2 décembre 2022
Religions et végétarismes
Les professeures Simone Lemieux et Florence Pasche Guignard ainsi que le rabbin Schachar Orenstein ont abordé, dans une table ronde, différents enjeux de l’alimentation végétarienne et végétalienne liée à certaines traditions religieuses

— Getty Images
Le mercredi 30 novembre, une table ronde organisée par l’Institut sur la nutrition et les aliments fonctionnels de l’Université Laval s’est tenue au pavillon Paul-Comtois sur le thème «Religions et végétaR/Lismes». L’activité réunissait les professeures Simone Lemieux et Florence Pasche Guignard, respectivement de l’École de nutrition et de la Faculté de théologie et de sciences religieuses. Le troisième panéliste, le rabbin montréalais Schachar Orenstein, était en visioconférence. Une cinquantaine de participants, principalement des internautes, ont assisté à la table ronde.
Cet atelier, fruit d’une collaboration inédite entre deux facultés, a permis de cerner quelques-uns des principaux enjeux de l’alimentation végétarienne et végétalienne liée à certaines traditions religieuses. Le coup d’envoi a été donné par Simone Lemieux. Sa présentation a porté sur les aspects nutritionnels et physiologiques de ce type d’alimentation.
Selon elle, le végétarisme se définit comme une façon de s’alimenter qui est basée surtout, et parfois même exclusivement, sur les aliments d’origine végétale. Il existerait une demi-douzaine de types de régimes végétariens et semi-végétariens.

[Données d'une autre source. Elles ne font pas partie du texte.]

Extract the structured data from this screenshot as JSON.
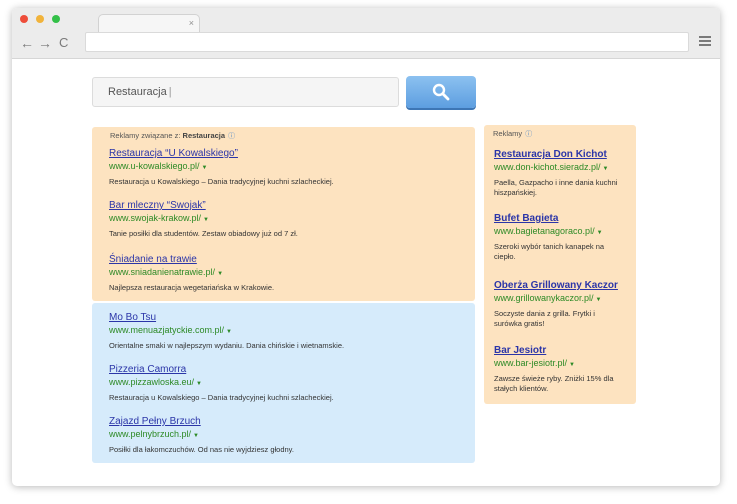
{
  "browser": {
    "tab_close": "×",
    "back_icon": "←",
    "forward_icon": "→",
    "reload_icon": "C"
  },
  "search": {
    "query": "Restauracja"
  },
  "top_ads": {
    "label_prefix": "Reklamy związane z: ",
    "label_query": "Restauracja",
    "info_icon": "ⓘ",
    "items": [
      {
        "title": "Restauracja “U Kowalskiego”",
        "url": "www.u-kowalskiego.pl/",
        "desc": "Restauracja u Kowalskiego – Dania tradycyjnej kuchni szlacheckiej."
      },
      {
        "title": "Bar mleczny “Swojak”",
        "url": "www.swojak-krakow.pl/",
        "desc": "Tanie posiłki dla studentów. Zestaw obiadowy już od 7 zł."
      },
      {
        "title": "Śniadanie na trawie",
        "url": "www.sniadanienatrawie.pl/",
        "desc": "Najlepsza restauracja wegetariańska w Krakowie."
      }
    ]
  },
  "bottom_results": {
    "items": [
      {
        "title": "Mo Bo Tsu",
        "url": "www.menuazjatyckie.com.pl/",
        "desc": "Orientalne smaki w najlepszym wydaniu. Dania chińskie i wietnamskie."
      },
      {
        "title": "Pizzeria Camorra",
        "url": "www.pizzawloska.eu/",
        "desc": "Restauracja u Kowalskiego – Dania tradycyjnej kuchni szlacheckiej."
      },
      {
        "title": "Zajazd Pełny Brzuch",
        "url": "www.pelnybrzuch.pl/",
        "desc": "Posiłki dla łakomczuchów. Od nas nie wyjdziesz głodny."
      }
    ]
  },
  "side_ads": {
    "label": "Reklamy",
    "info_icon": "ⓘ",
    "items": [
      {
        "title": "Restauracja Don Kichot",
        "url": "www.don-kichot.sieradz.pl/",
        "desc": "Paella, Gazpacho i inne dania kuchni hiszpańskiej."
      },
      {
        "title": "Bufet Bagieta",
        "url": "www.bagietanagoraco.pl/",
        "desc": "Szeroki wybór tanich kanapek na ciepło."
      },
      {
        "title": "Oberża Grillowany Kaczor",
        "url": "www.grillowanykaczor.pl/",
        "desc": "Soczyste dania z grilla. Frytki i surówka gratis!"
      },
      {
        "title": "Bar Jesiotr",
        "url": "www.bar-jesiotr.pl/",
        "desc": "Zawsze świeże ryby. Zniżki 15% dla stałych klientów."
      }
    ]
  },
  "dropdown_arrow": "▼",
  "colors": {
    "ad_panel": "#fde3c0",
    "result_panel": "#d6ebfb",
    "link": "#2b35a8",
    "url": "#2d8a26",
    "search_button": "#6aa8e6"
  }
}
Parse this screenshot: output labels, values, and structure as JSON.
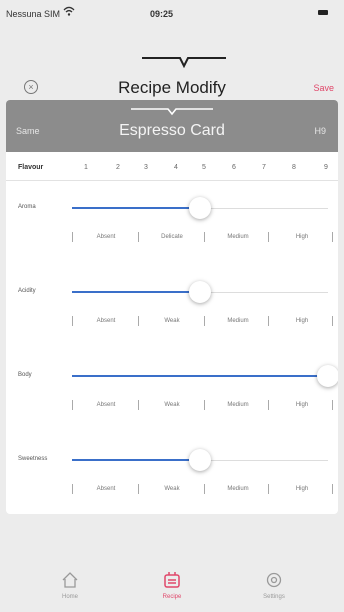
{
  "status": {
    "carrier": "Nessuna SIM",
    "time": "09:25"
  },
  "nav": {
    "title": "Recipe Modify",
    "save_label": "Save",
    "close_glyph": "×"
  },
  "card": {
    "title": "Espresso Card",
    "left_label": "Same",
    "right_label": "H9"
  },
  "flavor": {
    "label": "Flavour",
    "numbers": [
      "1",
      "2",
      "3",
      "4",
      "5",
      "6",
      "7",
      "8",
      "9"
    ]
  },
  "sliders": [
    {
      "label": "Aroma",
      "value": 0.5,
      "options": [
        "Absent",
        "Delicate",
        "Medium",
        "High"
      ]
    },
    {
      "label": "Acidity",
      "value": 0.5,
      "options": [
        "Absent",
        "Weak",
        "Medium",
        "High"
      ]
    },
    {
      "label": "Body",
      "value": 1.0,
      "options": [
        "Absent",
        "Weak",
        "Medium",
        "High"
      ]
    },
    {
      "label": "Sweetness",
      "value": 0.5,
      "options": [
        "Absent",
        "Weak",
        "Medium",
        "High"
      ]
    }
  ],
  "tabs": [
    {
      "label": "Home",
      "icon": "home-icon",
      "active": false
    },
    {
      "label": "Recipe",
      "icon": "recipe-icon",
      "active": true
    },
    {
      "label": "Settings",
      "icon": "settings-icon",
      "active": false
    }
  ],
  "colors": {
    "accent": "#e0476a",
    "slider_fill": "#3a6fc9",
    "header_bg": "#8c8c8c"
  }
}
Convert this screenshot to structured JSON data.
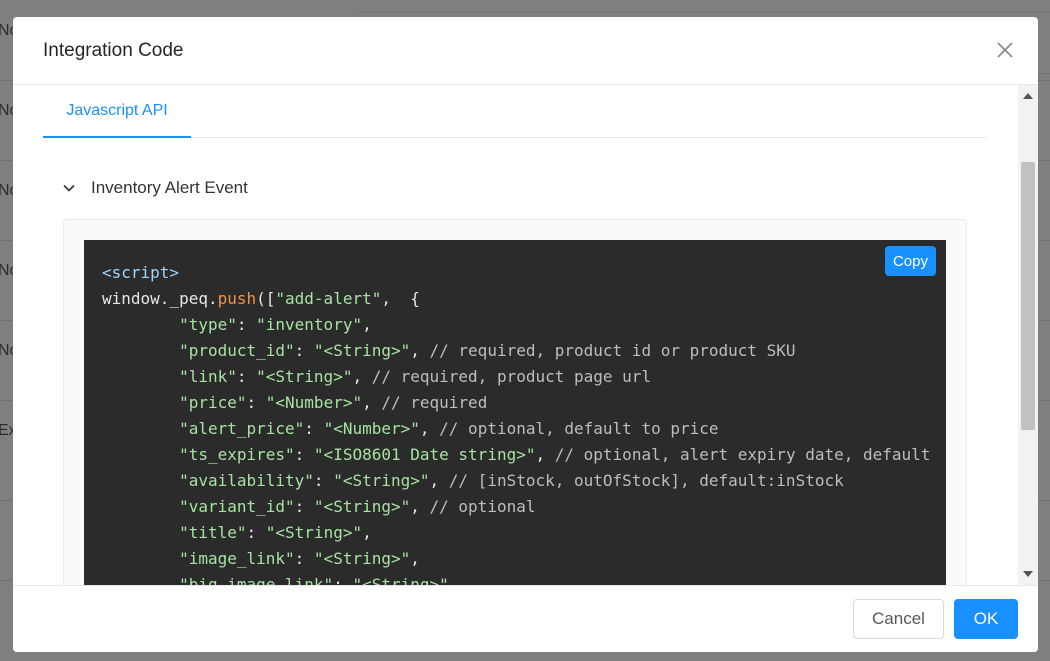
{
  "background": {
    "row_labels": [
      "Nc",
      "Nc",
      "Nc",
      "Nc",
      "Nc",
      "Ex"
    ]
  },
  "modal": {
    "title": "Integration Code",
    "close_icon": "close-icon",
    "tabs": [
      {
        "label": "Javascript API",
        "active": true
      }
    ],
    "panel": {
      "title": "Inventory Alert Event",
      "expanded": true,
      "arrow_icon": "chevron-down-icon"
    },
    "code": {
      "copy_label": "Copy",
      "lines": [
        [
          {
            "t": "tag",
            "v": "<script>"
          }
        ],
        [
          {
            "t": "plain",
            "v": "window._peq."
          },
          {
            "t": "fn",
            "v": "push"
          },
          {
            "t": "plain",
            "v": "(["
          },
          {
            "t": "str",
            "v": "\"add-alert\""
          },
          {
            "t": "plain",
            "v": ",  {"
          }
        ],
        [
          {
            "t": "plain",
            "v": "        "
          },
          {
            "t": "str",
            "v": "\"type\""
          },
          {
            "t": "plain",
            "v": ": "
          },
          {
            "t": "str",
            "v": "\"inventory\""
          },
          {
            "t": "plain",
            "v": ","
          }
        ],
        [
          {
            "t": "plain",
            "v": "        "
          },
          {
            "t": "str",
            "v": "\"product_id\""
          },
          {
            "t": "plain",
            "v": ": "
          },
          {
            "t": "str",
            "v": "\"<String>\""
          },
          {
            "t": "plain",
            "v": ", "
          },
          {
            "t": "com",
            "v": "// required, product id or product SKU"
          }
        ],
        [
          {
            "t": "plain",
            "v": "        "
          },
          {
            "t": "str",
            "v": "\"link\""
          },
          {
            "t": "plain",
            "v": ": "
          },
          {
            "t": "str",
            "v": "\"<String>\""
          },
          {
            "t": "plain",
            "v": ", "
          },
          {
            "t": "com",
            "v": "// required, product page url"
          }
        ],
        [
          {
            "t": "plain",
            "v": "        "
          },
          {
            "t": "str",
            "v": "\"price\""
          },
          {
            "t": "plain",
            "v": ": "
          },
          {
            "t": "str",
            "v": "\"<Number>\""
          },
          {
            "t": "plain",
            "v": ", "
          },
          {
            "t": "com",
            "v": "// required"
          }
        ],
        [
          {
            "t": "plain",
            "v": "        "
          },
          {
            "t": "str",
            "v": "\"alert_price\""
          },
          {
            "t": "plain",
            "v": ": "
          },
          {
            "t": "str",
            "v": "\"<Number>\""
          },
          {
            "t": "plain",
            "v": ", "
          },
          {
            "t": "com",
            "v": "// optional, default to price"
          }
        ],
        [
          {
            "t": "plain",
            "v": "        "
          },
          {
            "t": "str",
            "v": "\"ts_expires\""
          },
          {
            "t": "plain",
            "v": ": "
          },
          {
            "t": "str",
            "v": "\"<ISO8601 Date string>\""
          },
          {
            "t": "plain",
            "v": ", "
          },
          {
            "t": "com",
            "v": "// optional, alert expiry date, default"
          }
        ],
        [
          {
            "t": "plain",
            "v": "        "
          },
          {
            "t": "str",
            "v": "\"availability\""
          },
          {
            "t": "plain",
            "v": ": "
          },
          {
            "t": "str",
            "v": "\"<String>\""
          },
          {
            "t": "plain",
            "v": ", "
          },
          {
            "t": "com",
            "v": "// [inStock, outOfStock], default:inStock"
          }
        ],
        [
          {
            "t": "plain",
            "v": "        "
          },
          {
            "t": "str",
            "v": "\"variant_id\""
          },
          {
            "t": "plain",
            "v": ": "
          },
          {
            "t": "str",
            "v": "\"<String>\""
          },
          {
            "t": "plain",
            "v": ", "
          },
          {
            "t": "com",
            "v": "// optional"
          }
        ],
        [
          {
            "t": "plain",
            "v": "        "
          },
          {
            "t": "str",
            "v": "\"title\""
          },
          {
            "t": "plain",
            "v": ": "
          },
          {
            "t": "str",
            "v": "\"<String>\""
          },
          {
            "t": "plain",
            "v": ","
          }
        ],
        [
          {
            "t": "plain",
            "v": "        "
          },
          {
            "t": "str",
            "v": "\"image_link\""
          },
          {
            "t": "plain",
            "v": ": "
          },
          {
            "t": "str",
            "v": "\"<String>\""
          },
          {
            "t": "plain",
            "v": ","
          }
        ],
        [
          {
            "t": "plain",
            "v": "        "
          },
          {
            "t": "str",
            "v": "\"big_image_link\""
          },
          {
            "t": "plain",
            "v": ": "
          },
          {
            "t": "str",
            "v": "\"<String>\""
          },
          {
            "t": "plain",
            "v": ","
          }
        ]
      ]
    },
    "footer": {
      "cancel_label": "Cancel",
      "ok_label": "OK"
    },
    "colors": {
      "primary": "#1890ff",
      "code_bg": "#2b2b2b"
    }
  }
}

En 2018, une étude de chercheurs de l’Université Dalhousie estimait à 82,5% la proportion de Canadiens sans régime alimentaire spécifique. Ils étaient suivis par les flexitariens à 10,2% de la population. Ces végétariens mangent occasionnellement de la viande et du poisson. En troisième position venaient les végétariens à 2,1% de la population, dont la diète est sans viande, poisson, ni volaille.
«La pratique du végétarisme, a-t-elle indiqué, est le fait d’une minorité dans le monde. Une étude internationale datant de 2021 révèle que le nombre d’adeptes serait d’environ 5% dans les populations d’Europe et d’Amérique du Nord. En Asie, cette proportion monterait à 19%.»

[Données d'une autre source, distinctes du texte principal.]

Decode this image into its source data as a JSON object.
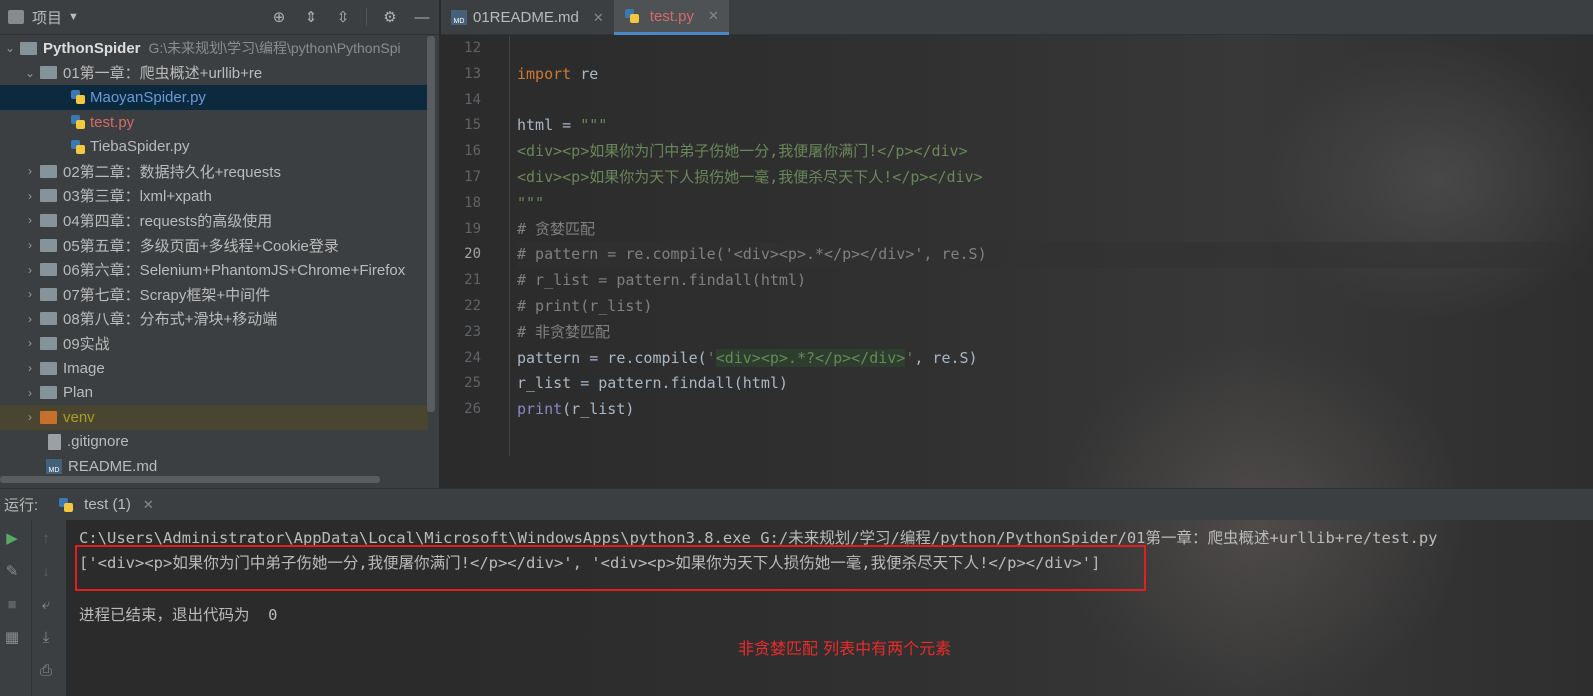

Plusieurs études ont été faites sur les liens entre la pratique du végétarisme et la santé, plus précisément sur la santé cardiovasculaire, les cancers associés au système digestif, la santé osseuse et même la santé mentale.
«Les études n’établissent pas de lien entre le végétarisme et les accidents vasculaires cérébraux, a précisé la professeure Lemieux. Il n’y aurait donc pas de risques cardiovasculaires à suivre ce type de régime alimentaire. Encore mieux en ce qui concerne les cancers, les chercheurs observeraient une diminution de 8% des risques de développer ce type de maladie. Par ailleurs, les taux de fractures seraient plus élevés chez les végétaliens lorsque les apports en calcium sont inadéquats. Quant à la maladie mentale, peu d’études existent sur le sujet et les résultats ne sont pas concluants.»
Les nutriments clés
La conférencière a ensuite abordé la question des nutriments clés dans l’alimentation végétarienne. Simone Lemieux a expliqué que ce type de régime est habituellement plus faible en lipides saturés et en cholestérol que l’alimentation omnivore. Il est également plus riche en fibres, magnésium, potassium, vitamines C et E, caroténoïdes, flavonoïdes et autres constituants phytochimiques. Enfin, on observe fréquemment, et tout particulièrement chez les végétaliens, des apports plus faibles en vitamine B12, vitamine D, calcium, zinc et acides gras oméga-3 à chaîne longue.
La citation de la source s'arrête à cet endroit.